Posted by: Leah | Dec 11, 2005 8:51:41 AM
I think you give too little credit to the transportation agenda, which is really pretty traffic neutral -- it could be more agressively anti-traffic, but it really doesn't enable much more traffic. The 6 lane viaduct will be replaced with a 6 lane tunnel -- not really a big difference in capacity. It is also instructive to compare the 520 and 99 projects. Both highways currently carry 100,000 cars a day, even though 520 has 2/3 the capacity. 520 is a good test of the theory that we can get rid of the traffic by simply not having the roads to support it, because this bridge creates nightmarish traffic, but people drive across it anyway. I would bet the 6 lane viaduct is responsible for a lot less emissions than the 4 lane bridge because it carries no more cars but they waste a lot less gas idling. Replacing 520 with 4 general purpose lanes and 2 HOV lanes wouldn't give it any more capacity than the viaduct. It would improve the commute for SOVs, but it still wouldn't be a breeze. Meanwhile, it would vastly improve the commute across the lake by bus. Combine this with I-90, where we are talking about getting rid of the express lanes to use them for light rail to the east side, and I'm not so sure cross-lake car trips will go up.

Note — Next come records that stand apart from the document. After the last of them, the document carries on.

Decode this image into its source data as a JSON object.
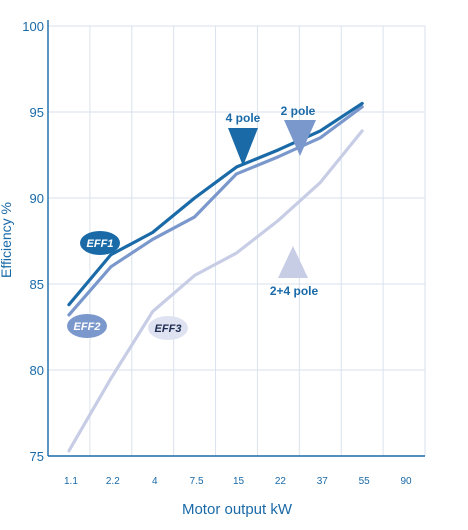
{
  "chart_data": {
    "type": "line",
    "xlabel": "Motor output kW",
    "ylabel": "Efficiency %",
    "x_categories": [
      "1.1",
      "2.2",
      "4",
      "7.5",
      "15",
      "22",
      "37",
      "55",
      "90"
    ],
    "y_ticks": [
      {
        "label": "75",
        "value": 75
      },
      {
        "label": "80",
        "value": 80
      },
      {
        "label": "85",
        "value": 85
      },
      {
        "label": "90",
        "value": 90
      },
      {
        "label": "95",
        "value": 95
      },
      {
        "label": "100",
        "value": 100
      }
    ],
    "ylim": [
      75,
      100
    ],
    "grid": true,
    "series": [
      {
        "name": "4 pole",
        "color": "#1a6aa8",
        "x": [
          "1.1",
          "2.2",
          "4",
          "7.5",
          "15",
          "22",
          "37",
          "55"
        ],
        "values": [
          83.8,
          86.7,
          88.0,
          90.0,
          91.8,
          92.8,
          93.9,
          95.5
        ]
      },
      {
        "name": "2 pole",
        "color": "#7b98cc",
        "x": [
          "1.1",
          "2.2",
          "4",
          "7.5",
          "15",
          "22",
          "37",
          "55"
        ],
        "values": [
          83.2,
          86.0,
          87.6,
          88.9,
          91.4,
          92.4,
          93.5,
          95.3
        ]
      },
      {
        "name": "2+4 pole",
        "color": "#c8cde6",
        "x": [
          "1.1",
          "2.2",
          "4",
          "7.5",
          "15",
          "22",
          "37",
          "55"
        ],
        "values": [
          75.3,
          79.5,
          83.4,
          85.5,
          86.8,
          88.7,
          90.9,
          93.9
        ]
      }
    ],
    "annotations": [
      {
        "text": "4 pole",
        "color": "#1a6aa8",
        "marker": "down-triangle"
      },
      {
        "text": "2 pole",
        "color": "#7b98cc",
        "marker": "down-triangle"
      },
      {
        "text": "2+4 pole",
        "color": "#c8cde6",
        "marker": "up-triangle"
      }
    ],
    "badges": [
      {
        "text": "EFF1",
        "fill": "#1a6aa8",
        "text_color": "#ffffff"
      },
      {
        "text": "EFF2",
        "fill": "#7b98cc",
        "text_color": "#ffffff"
      },
      {
        "text": "EFF3",
        "fill": "#dfe3f1",
        "text_color": "#1d2b4f"
      }
    ]
  }
}
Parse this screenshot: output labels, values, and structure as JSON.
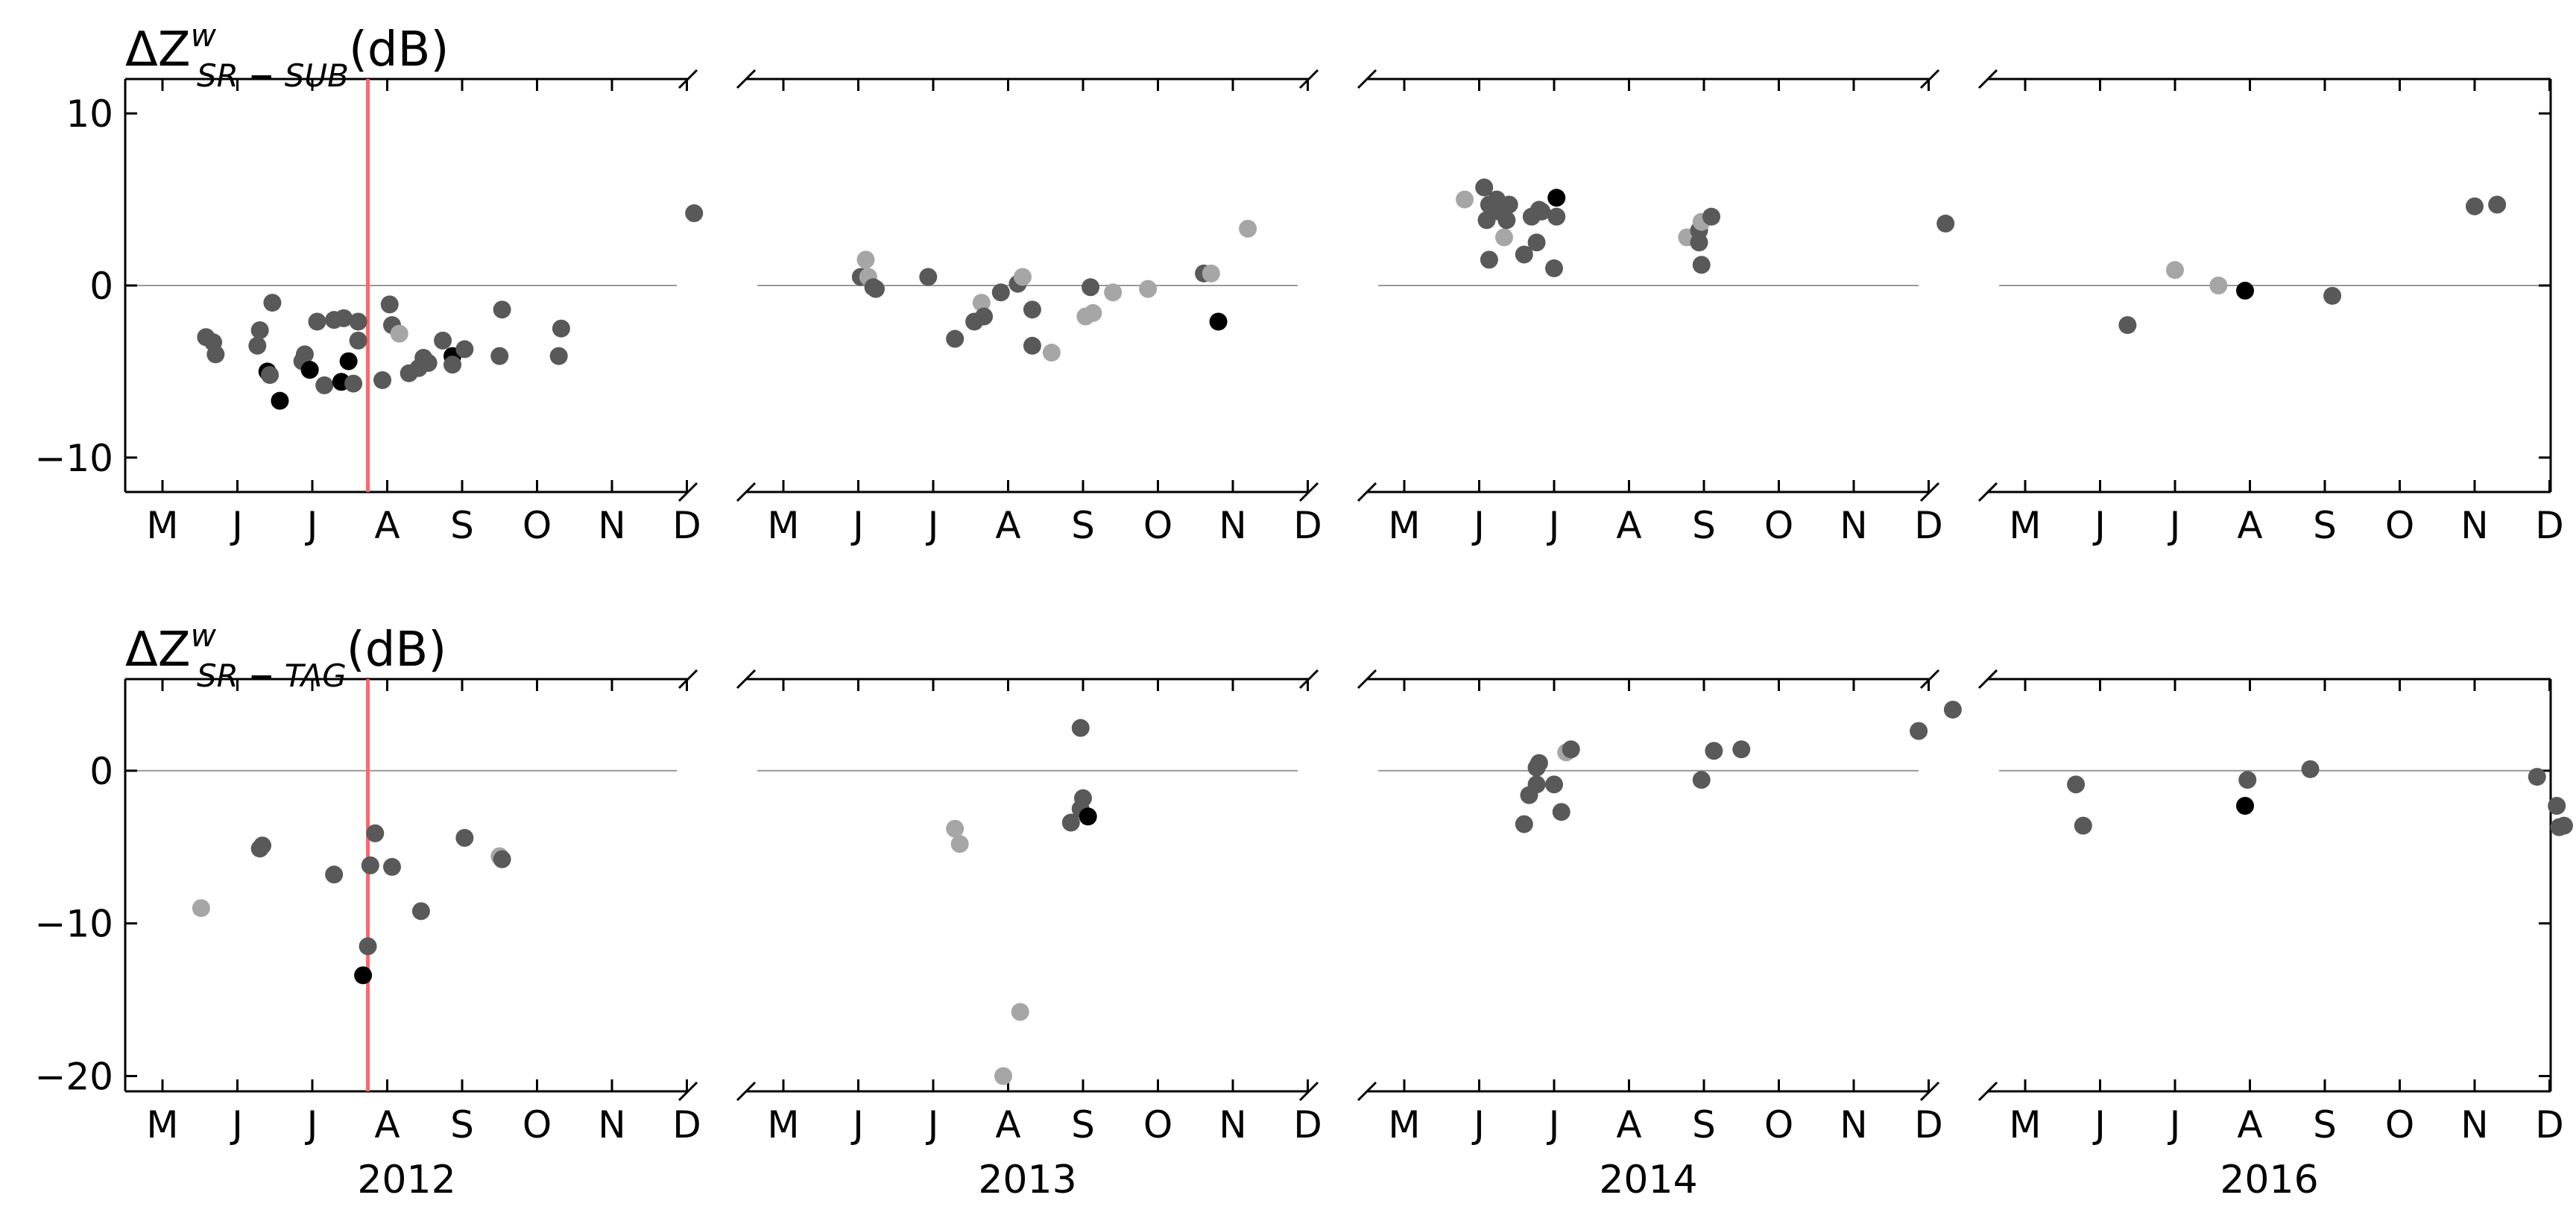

The mayor certainly could be more pro-transit, and the monorail is a shame, but what the mayor has done is promoted growth close to downtown, particularly in South Lake Union, and if he gets his way with the viaduct I'm sure he's hoping to develop the waterfront more as well. Shortening the distance that people commute can have as much of a difference as how people commute, and as you know our growth strategy can affect how people choose to commute as well.
As for opening transit on the green line and shutting down the viaduct, the ridership forecasts for the original green line showed over 60,000 daily riders, but these came almost entirely from people traveling to/from downtown, not those who commute past downtown via the viaduct. The monorail as it was designed could not have also handled the 100,000 who use the viaduct -- the trains and stations were way too short and the single-tracking also limited capacity outside of downtown. What makes me uneasy about tear down the viaduct plans is that they all rely on most of the traffic going to downtown surface streets and filling them to capacity. This has questionable environmental benefit as the majority who would still drive would use more gas and the downtown would be much less livable.